X nonprofit will continue to work on strong implementation of Washington and Oregon’s new clean electricity policies and to engage utility commissions in the transition to a 100% clean electric grid.

This is also a strong success statement because in one sentence it explains a bold vision and a clear goal.

Real-life examples of failed success statements (facts slightly changed so as to honor confidentiality):

X is requesting funds for a Bicycle Playground costing $329,500, with $236,000 of the budget secured.  The X, on an abandoned tennis court at the X School, will be 15,000 square feet in size and have various features for kids to ride bikes, scooters, skateboards, and/or rollerblades.  The space will include rollers, tunnels, pump tracks, rock gardens, and teeter-totters that are designed not only to be fun but also to safely build confidence on a bicycle.  Additionally, there will be a green space that will feature seating areas for friends to gather and artwork developed by local students.  

The paragraph above includes numerical goals, but it fails to offer an inspiring reason for the project. It also includes lots of statements like, “safety on a bicycle” but seems to be working on much more than that. It is unclear exactly why this renovation is important specifically, and it, therefore, fails to inspire the reader upfront.

With a dramatic rise in youth engaging in risky behaviors, this is a first step to provide a positive outlet for them to engage in.

This sentence above is buried halfway through the statement and it is confusing because at the beginning it discusses helping people to ride a bike, but this seems much broader. It is hard to make the direct connection between the numbers first listed and how exactly the playground will directly stop risky behavior (or what that “risky’ behavior is that the program is trying to solve).
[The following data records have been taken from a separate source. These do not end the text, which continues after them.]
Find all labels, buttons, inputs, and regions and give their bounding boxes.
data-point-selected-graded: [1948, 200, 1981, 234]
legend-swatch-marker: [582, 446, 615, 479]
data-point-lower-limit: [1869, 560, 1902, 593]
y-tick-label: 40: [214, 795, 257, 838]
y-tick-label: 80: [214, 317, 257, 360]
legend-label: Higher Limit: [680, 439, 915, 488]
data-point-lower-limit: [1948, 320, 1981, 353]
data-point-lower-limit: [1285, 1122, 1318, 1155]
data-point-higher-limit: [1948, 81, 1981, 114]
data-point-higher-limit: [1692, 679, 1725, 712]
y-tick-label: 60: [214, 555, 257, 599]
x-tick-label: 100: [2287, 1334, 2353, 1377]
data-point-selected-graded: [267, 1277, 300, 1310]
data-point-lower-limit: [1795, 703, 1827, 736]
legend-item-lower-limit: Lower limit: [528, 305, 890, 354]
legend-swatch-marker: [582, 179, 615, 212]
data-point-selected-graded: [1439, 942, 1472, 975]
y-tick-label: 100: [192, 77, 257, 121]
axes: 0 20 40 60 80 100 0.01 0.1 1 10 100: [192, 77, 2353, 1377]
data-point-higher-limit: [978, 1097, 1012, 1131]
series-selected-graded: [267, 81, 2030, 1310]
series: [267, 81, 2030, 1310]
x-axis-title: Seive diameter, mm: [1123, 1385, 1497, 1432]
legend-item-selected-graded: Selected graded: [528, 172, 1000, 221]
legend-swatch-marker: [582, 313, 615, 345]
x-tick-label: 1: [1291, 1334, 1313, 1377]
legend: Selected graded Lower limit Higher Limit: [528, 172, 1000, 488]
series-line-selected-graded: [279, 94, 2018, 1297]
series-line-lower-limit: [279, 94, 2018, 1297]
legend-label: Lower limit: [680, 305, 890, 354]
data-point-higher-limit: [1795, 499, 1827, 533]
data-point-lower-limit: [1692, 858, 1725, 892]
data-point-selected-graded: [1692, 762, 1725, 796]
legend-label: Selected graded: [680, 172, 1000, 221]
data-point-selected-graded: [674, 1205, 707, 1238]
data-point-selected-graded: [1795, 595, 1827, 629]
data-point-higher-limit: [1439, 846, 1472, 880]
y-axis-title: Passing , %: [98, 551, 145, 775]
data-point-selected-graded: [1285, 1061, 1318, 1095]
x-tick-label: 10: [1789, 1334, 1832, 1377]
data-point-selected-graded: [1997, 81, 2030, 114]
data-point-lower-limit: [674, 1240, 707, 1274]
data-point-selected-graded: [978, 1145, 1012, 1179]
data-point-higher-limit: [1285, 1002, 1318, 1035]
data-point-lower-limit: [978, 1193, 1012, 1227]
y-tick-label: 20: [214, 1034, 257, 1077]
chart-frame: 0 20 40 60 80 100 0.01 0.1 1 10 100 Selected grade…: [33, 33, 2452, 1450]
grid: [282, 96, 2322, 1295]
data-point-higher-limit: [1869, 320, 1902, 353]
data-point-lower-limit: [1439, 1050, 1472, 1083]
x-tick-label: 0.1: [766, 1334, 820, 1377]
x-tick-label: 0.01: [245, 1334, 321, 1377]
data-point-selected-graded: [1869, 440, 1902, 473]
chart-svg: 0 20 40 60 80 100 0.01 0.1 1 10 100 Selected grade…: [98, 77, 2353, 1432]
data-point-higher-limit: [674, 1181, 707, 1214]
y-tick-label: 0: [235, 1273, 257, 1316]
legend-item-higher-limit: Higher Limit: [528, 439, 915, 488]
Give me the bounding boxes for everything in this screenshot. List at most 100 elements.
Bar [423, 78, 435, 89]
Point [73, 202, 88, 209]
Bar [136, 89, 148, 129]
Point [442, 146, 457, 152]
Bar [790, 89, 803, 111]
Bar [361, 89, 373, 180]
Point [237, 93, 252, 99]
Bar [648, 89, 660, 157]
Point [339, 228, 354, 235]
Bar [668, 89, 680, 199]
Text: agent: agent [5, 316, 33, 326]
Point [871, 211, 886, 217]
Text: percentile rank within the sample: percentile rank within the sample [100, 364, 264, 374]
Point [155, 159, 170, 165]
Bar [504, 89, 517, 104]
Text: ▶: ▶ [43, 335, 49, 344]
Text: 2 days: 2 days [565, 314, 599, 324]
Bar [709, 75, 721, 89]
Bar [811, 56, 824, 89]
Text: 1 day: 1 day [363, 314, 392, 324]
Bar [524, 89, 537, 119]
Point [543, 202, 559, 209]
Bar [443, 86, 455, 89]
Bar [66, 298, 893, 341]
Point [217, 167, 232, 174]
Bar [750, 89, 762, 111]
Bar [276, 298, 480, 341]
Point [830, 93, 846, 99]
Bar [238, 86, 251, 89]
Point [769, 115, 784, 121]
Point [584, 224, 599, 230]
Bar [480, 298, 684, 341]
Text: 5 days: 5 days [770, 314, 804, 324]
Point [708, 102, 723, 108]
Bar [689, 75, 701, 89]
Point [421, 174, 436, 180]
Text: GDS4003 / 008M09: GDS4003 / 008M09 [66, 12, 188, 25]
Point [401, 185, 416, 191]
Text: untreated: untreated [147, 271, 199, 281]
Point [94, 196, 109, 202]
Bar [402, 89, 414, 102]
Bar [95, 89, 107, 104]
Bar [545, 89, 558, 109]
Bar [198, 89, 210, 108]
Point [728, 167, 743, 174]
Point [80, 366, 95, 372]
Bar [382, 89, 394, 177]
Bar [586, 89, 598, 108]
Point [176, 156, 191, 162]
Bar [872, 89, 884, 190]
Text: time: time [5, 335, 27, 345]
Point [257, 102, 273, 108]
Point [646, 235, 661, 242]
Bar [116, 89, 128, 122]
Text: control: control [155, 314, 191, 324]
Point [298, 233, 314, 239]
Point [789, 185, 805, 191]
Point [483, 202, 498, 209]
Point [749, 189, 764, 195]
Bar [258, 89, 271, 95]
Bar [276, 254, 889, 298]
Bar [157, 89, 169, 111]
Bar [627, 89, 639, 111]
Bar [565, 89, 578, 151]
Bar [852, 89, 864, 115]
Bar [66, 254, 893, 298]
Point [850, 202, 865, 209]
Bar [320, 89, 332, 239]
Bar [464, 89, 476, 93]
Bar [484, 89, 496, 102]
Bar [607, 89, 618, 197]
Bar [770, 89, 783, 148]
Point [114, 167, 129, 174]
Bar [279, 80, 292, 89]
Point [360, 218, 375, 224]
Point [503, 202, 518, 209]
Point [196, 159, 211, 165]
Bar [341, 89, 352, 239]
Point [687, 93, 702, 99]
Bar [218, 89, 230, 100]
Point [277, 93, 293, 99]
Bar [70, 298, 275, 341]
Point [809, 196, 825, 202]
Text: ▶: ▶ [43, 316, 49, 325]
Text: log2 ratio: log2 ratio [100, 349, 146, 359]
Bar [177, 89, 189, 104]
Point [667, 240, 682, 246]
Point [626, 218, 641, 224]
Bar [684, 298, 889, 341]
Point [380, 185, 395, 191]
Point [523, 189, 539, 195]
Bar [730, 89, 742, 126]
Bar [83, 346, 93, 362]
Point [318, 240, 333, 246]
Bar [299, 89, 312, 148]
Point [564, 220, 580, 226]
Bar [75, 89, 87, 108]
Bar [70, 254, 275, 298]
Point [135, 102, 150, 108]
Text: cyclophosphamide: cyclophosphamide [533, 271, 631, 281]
X nonprofit empowers youth in ten X and Y counties with camp, outdoor school, service learning, and leadership training. Our programs cultivate curiosity, environmental stewardship, and a healthy community. Last year we served over 600 students with outdoor school alone, with the potential to serve more. Other programs served an additional 1200 youth and families. 

This paragraph above is good, but it is buried in the middle of the pitch.

COVID-19 drastically impacted our programs. Keeping youth safe requires smaller groups and more staff, PPE, and sanitization supplies. We have lost $110,000 in contracted revenue just for our outdoor school. We adjusted our outdoor school from district-based to small cohort-based to continue to serve youth and families in our region. 

The paragraph above helps explain how this nonprofit is dealing with the COVID situation, but it is confusing when included in a short success statement. It makes it seem that the organization may not be able to accomplish its pitch of renovating the playground and it’s unclear how it fits into the overall statement of success.

Operating in this environment is expensive. Underserved populations in our community have the greatest need for our services but are the least able to afford them. Your gift will help us make these inclusive programs available to any child who wishes to attend.

This paragraph above is powerful but it is confusing in the context of the previous paragraphs because it appears that the ask is to create a playground for bicycles, and the pitch fails to make the connection strongly about why this type of playground is going to truly serve underserved populations in this area. Is the bicycle playground the solution? I am not convinced based on this pitch because the success statement is not included in the pitch up front.